No caso de saúde, a ideia inicial é viabilizar a construção de um novo hospital, na região metropolitana de Porto Alegre. Em educação, o plano é formar um lote com cerca de cem escolas, para delegar a um parceiro privado a gestão da infraestrutura. O secretário informou que o estado ainda está definindo o escopo e fazendo o diagnóstico da situação atual. A definição de como os concessionários das PPPs terão retorno nas áreas de educação e saúde é complexa.

Finalmente, o governo Eduardo Leite projeta concessões no saneamento em cidades não atendidas pela Companhia Riograndense de Saneamento (Corsan).  São cidades pequenas, com retorno menor, que provoca, muitas vezes, desinteresse do setor privado, sem envolver no negócio municípios economicamente mais fortes. 

Até mesmo a privatização da Corsan está emperrada. A expectativa da Aegea, empresa que arrematou a Corsan no leilão em dezembro de 2022, de assinar o contrato de compra e venda uma semana depois não aconteceu. O último obstáculo foi no dia 10 de abril passado, quando o desembargador federal do Trabalho Manuel Cid Jardon determinou que fica vedada provisoriamente, até a solução final da Ação Civil Pública, a realização de qualquer ato que envolva assinatura do contrato de compra e venda das ações detidas pelo Estado do Rio Grande do Sul no capital social da Corsan ou a efetiva transferência de tais ações ao adquirente.

Portanto, a constatação é que as concessões realmente vantajosas para os investidores já ocorreram e o que sobrou ou não provoca interesse ou têm complicações jurídicas.

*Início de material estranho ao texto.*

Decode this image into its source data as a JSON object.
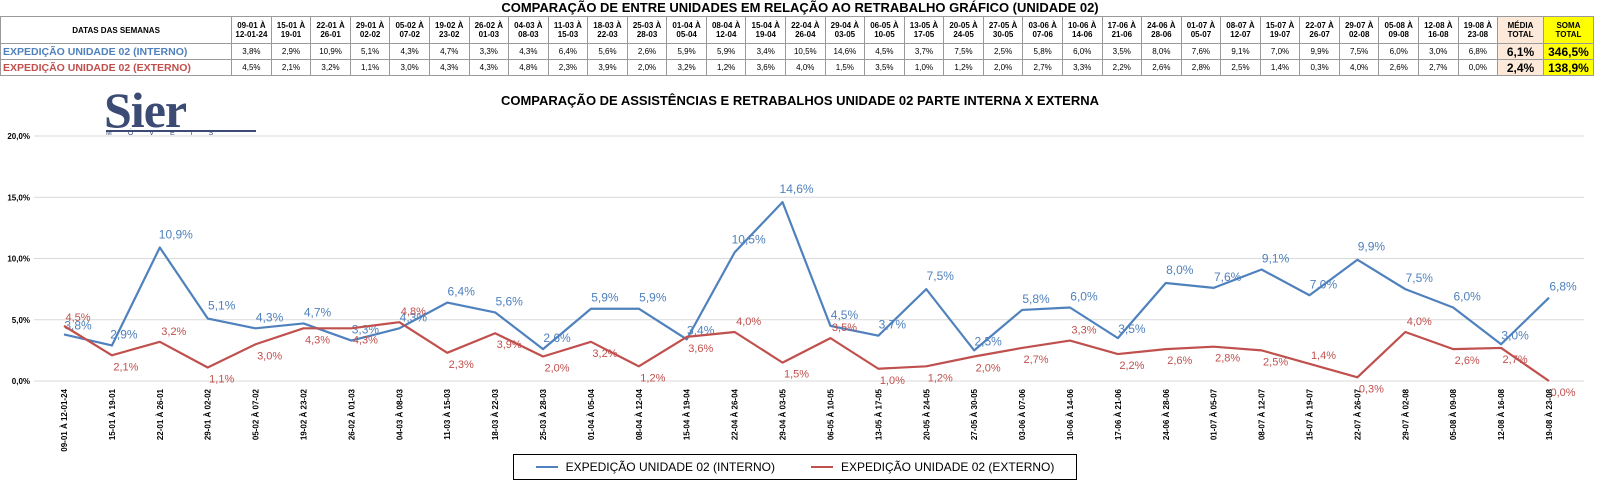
{
  "page_title": "COMPARAÇÃO DE ENTRE UNIDADES EM RELAÇÃO AO RETRABALHO GRÁFICO (UNIDADE 02)",
  "table": {
    "corner": "DATAS DAS SEMANAS",
    "headers": [
      "09-01 À 12-01-24",
      "15-01 À 19-01",
      "22-01 À 26-01",
      "29-01 À 02-02",
      "05-02 À 07-02",
      "19-02 À 23-02",
      "26-02 À 01-03",
      "04-03 À 08-03",
      "11-03 À 15-03",
      "18-03 À 22-03",
      "25-03 À 28-03",
      "01-04 À 05-04",
      "08-04 À 12-04",
      "15-04 À 19-04",
      "22-04 À 26-04",
      "29-04 À 03-05",
      "06-05 À 10-05",
      "13-05 À 17-05",
      "20-05 À 24-05",
      "27-05 À 30-05",
      "03-06 À 07-06",
      "10-06 À 14-06",
      "17-06 À 21-06",
      "24-06 À 28-06",
      "01-07 À 05-07",
      "08-07 À 12-07",
      "15-07 À 19-07",
      "22-07 À 26-07",
      "29-07 À 02-08",
      "05-08 À 09-08",
      "12-08 À 16-08",
      "19-08 À 23-08"
    ],
    "media_header": "MÉDIA TOTAL",
    "soma_header": "SOMA TOTAL",
    "rows": [
      {
        "label": "EXPEDIÇÃO UNIDADE 02 (INTERNO)",
        "values": [
          "3,8%",
          "2,9%",
          "10,9%",
          "5,1%",
          "4,3%",
          "4,7%",
          "3,3%",
          "4,3%",
          "6,4%",
          "5,6%",
          "2,6%",
          "5,9%",
          "5,9%",
          "3,4%",
          "10,5%",
          "14,6%",
          "4,5%",
          "3,7%",
          "7,5%",
          "2,5%",
          "5,8%",
          "6,0%",
          "3,5%",
          "8,0%",
          "7,6%",
          "9,1%",
          "7,0%",
          "9,9%",
          "7,5%",
          "6,0%",
          "3,0%",
          "6,8%"
        ],
        "media": "6,1%",
        "soma": "346,5%"
      },
      {
        "label": "EXPEDIÇÃO UNIDADE 02 (EXTERNO)",
        "values": [
          "4,5%",
          "2,1%",
          "3,2%",
          "1,1%",
          "3,0%",
          "4,3%",
          "4,3%",
          "4,8%",
          "2,3%",
          "3,9%",
          "2,0%",
          "3,2%",
          "1,2%",
          "3,6%",
          "4,0%",
          "1,5%",
          "3,5%",
          "1,0%",
          "1,2%",
          "2,0%",
          "2,7%",
          "3,3%",
          "2,2%",
          "2,6%",
          "2,8%",
          "2,5%",
          "1,4%",
          "0,3%",
          "4,0%",
          "2,6%",
          "2,7%",
          "0,0%"
        ],
        "media": "2,4%",
        "soma": "138,9%"
      }
    ]
  },
  "logo": {
    "word": "Sier",
    "sub": "MÓVEIS"
  },
  "chart_data": {
    "type": "line",
    "title": "COMPARAÇÃO DE ASSISTÊNCIAS E RETRABALHOS UNIDADE 02 PARTE INTERNA X EXTERNA",
    "categories": [
      "09-01 À 12-01-24",
      "15-01 À 19-01",
      "22-01 À 26-01",
      "29-01 À 02-02",
      "05-02 À 07-02",
      "19-02 À 23-02",
      "26-02 À 01-03",
      "04-03 À 08-03",
      "11-03 À 15-03",
      "18-03 À 22-03",
      "25-03 À 28-03",
      "01-04 À 05-04",
      "08-04 À 12-04",
      "15-04 À 19-04",
      "22-04 À 26-04",
      "29-04 À 03-05",
      "06-05 À 10-05",
      "13-05 À 17-05",
      "20-05 À 24-05",
      "27-05 À 30-05",
      "03-06 À 07-06",
      "10-06 À 14-06",
      "17-06 À 21-06",
      "24-06 À 28-06",
      "01-07 À 05-07",
      "08-07 À 12-07",
      "15-07 À 19-07",
      "22-07 À 26-07",
      "29-07 À 02-08",
      "05-08 À 09-08",
      "12-08 À 16-08",
      "19-08 À 23-08"
    ],
    "series": [
      {
        "name": "EXPEDIÇÃO UNIDADE 02 (INTERNO)",
        "color": "#4f81bd",
        "values": [
          3.8,
          2.9,
          10.9,
          5.1,
          4.3,
          4.7,
          3.3,
          4.3,
          6.4,
          5.6,
          2.6,
          5.9,
          5.9,
          3.4,
          10.5,
          14.6,
          4.5,
          3.7,
          7.5,
          2.5,
          5.8,
          6.0,
          3.5,
          8.0,
          7.6,
          9.1,
          7.0,
          9.9,
          7.5,
          6.0,
          3.0,
          6.8
        ]
      },
      {
        "name": "EXPEDIÇÃO UNIDADE 02 (EXTERNO)",
        "color": "#c0504d",
        "values": [
          4.5,
          2.1,
          3.2,
          1.1,
          3.0,
          4.3,
          4.3,
          4.8,
          2.3,
          3.9,
          2.0,
          3.2,
          1.2,
          3.6,
          4.0,
          1.5,
          3.5,
          1.0,
          1.2,
          2.0,
          2.7,
          3.3,
          2.2,
          2.6,
          2.8,
          2.5,
          1.4,
          0.3,
          4.0,
          2.6,
          2.7,
          0.0
        ]
      }
    ],
    "ylim": [
      0,
      20
    ],
    "yticks": [
      "0,0%",
      "5,0%",
      "10,0%",
      "15,0%",
      "20,0%"
    ],
    "grid": true,
    "legend": "bottom"
  }
}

Regime de Recuperação Fiscal

A tentativa do governo Eduardo Leite de viabilizar PPPs de pouco interesse dos investidores provavelmente tem a ver com as amarras criadas pelo Regime de Recuperação Fiscal (RRF) homologado ainda no governo Bolsonaro, com vigência entre 1º de julho de 2022 e 31 de dezembro de 2030. O Rio Grande do Sul, em 2023, voltou a pagar as dívidas suspensas por liminar do Supremo Tribunal Federal desde julho de 2017. Em troca, o governo gaúcho deve executar um programa de ajuste fiscal que prevê desestatizações e reformas para reduzir os gastos locais.

A contrapartida é que o RRF permitirá o congelamento de investimentos em educação, segurança, saúde, assistência e todas as demais áreas de atuação do poder público.  Pela primeira vez, a Lei de Diretrizes Orçamentárias (LDO) foi construída com o conceito do Teto de Gastos aprovado pela Assembleia Legislativa em 2021 e que prevê que as despesas primárias empenhadas estarão limitadas à variação do IPCA por Poder e órgão autônomo até 2031.

Para complicar ainda mais as contas do Estado, em junho de 2022, o Congresso Nacional aprovou a Lei Complementar 194, reduzindo de 25% para 17%, no caso do RS, as alíquotas do ICMS de combustíveis, energia elétrica e comunicações. Com isso, as perdas estimadas de arrecadação para 2023 foram projetadas em torno de R$ 4,4 bilhões, em relação à previsão de receitas da Lei de Diretrizes Orçamentárias.